Abstract

Iron is essential for cell proliferation, heme synthesis and a variety of cellular metabolic processes. Transferrin receptors (TfR)-1 and -2, ferritin and DMT1/Nramp2 are critically implicated in iron homeostasis. In this study, we evaluated TfR1/TfR2 (both alpha and beta isoforms), ferritin H-/-L-subunit and DMT1/Nramp2 mRNA expression as well as TfR1 protein expression in a model system of human erythropoiesis in an attempt to understand mechanisms critically involved in iron metabolism during normal erythroid maturation. CD34+ erythroid precursors collected from peripheral blood samples of normal individuals were cultured in free serum StemSpan medium in the presence of stem-cell factor (SCF, 100ng/ml) and erythropoietin (4u/ml). Real-time quantitative RT-PCR analysis showed that TfR1 mRNA levels increased significantly during cell proliferation and erythroid maturation (4–7-fold over days 4–12); in contrast, TfR2-alpha mRNA transcripts were low at the proerythroblast stage, then showed a slight increase (1.2–1.3-fold over days 4–12) and eventually remained stable up to terminal differentiation. TfR2-beta mRNA levels were generally low and did not fluctuate significantly throughout erythroid differentiation. TfR1 and TfR2-alpha mRNA stability was analyzed in cultures exposed to actinomycin-D (actD: 5μg/ml) for 24 and 48hrs on day 8 of culture (proerythroblast stage).
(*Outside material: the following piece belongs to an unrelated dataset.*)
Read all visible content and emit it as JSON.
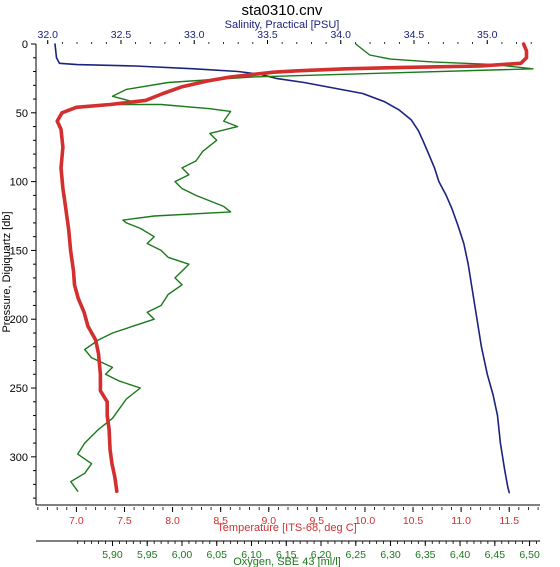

The levels of both TfR1 and TfR2-alpha mRNA transcripts increased by 2.0–3.0-fold in actD-treated-CD34+ cells. Western blotting experiments were performed with an anti-TfR1-specific antibody on lysates derived from CD34+ cells throughout erythroid differentiation (days 3–14 of culture); in all experiments, actin served as control. Quantitative gel-banding densitometry was performed using Epson GT-8000 Laser Scanner. A significant increase of TfR1 protein was observed during erythroid maturation (from day 3 up to day 9), whereas a gradual decrease was observed after day 12 of culture. Assessment of H- and L-ferritin mRNA content at different stages of erythroid maturation demonstrated slightly higher levels of H-ferritin, albeit without significant changes throughout erythroid maturation. Similar results were obtained for DMT-1/Nramp-2 mRNA. These findings suggest that:

  1. TfR1 upregulation starting from early erythroid stages and ongoing throughout erythroid maturation is mediated via transcriptional and post-transcriptional mechanisms, especially at more advanced differentiation stages;

  2. TfR2-alpha expression is uniformly low throughout erythroid differentiation and regulated by both transcriptional and post-transcriptional mechanisms.

These observations suggest that increased iron demands of developing erythroid cells might be met by increased TfR-1 expression, in a context of high TfR-1 mRNA transcripts with increased stabiliy at more advanced maturation stages.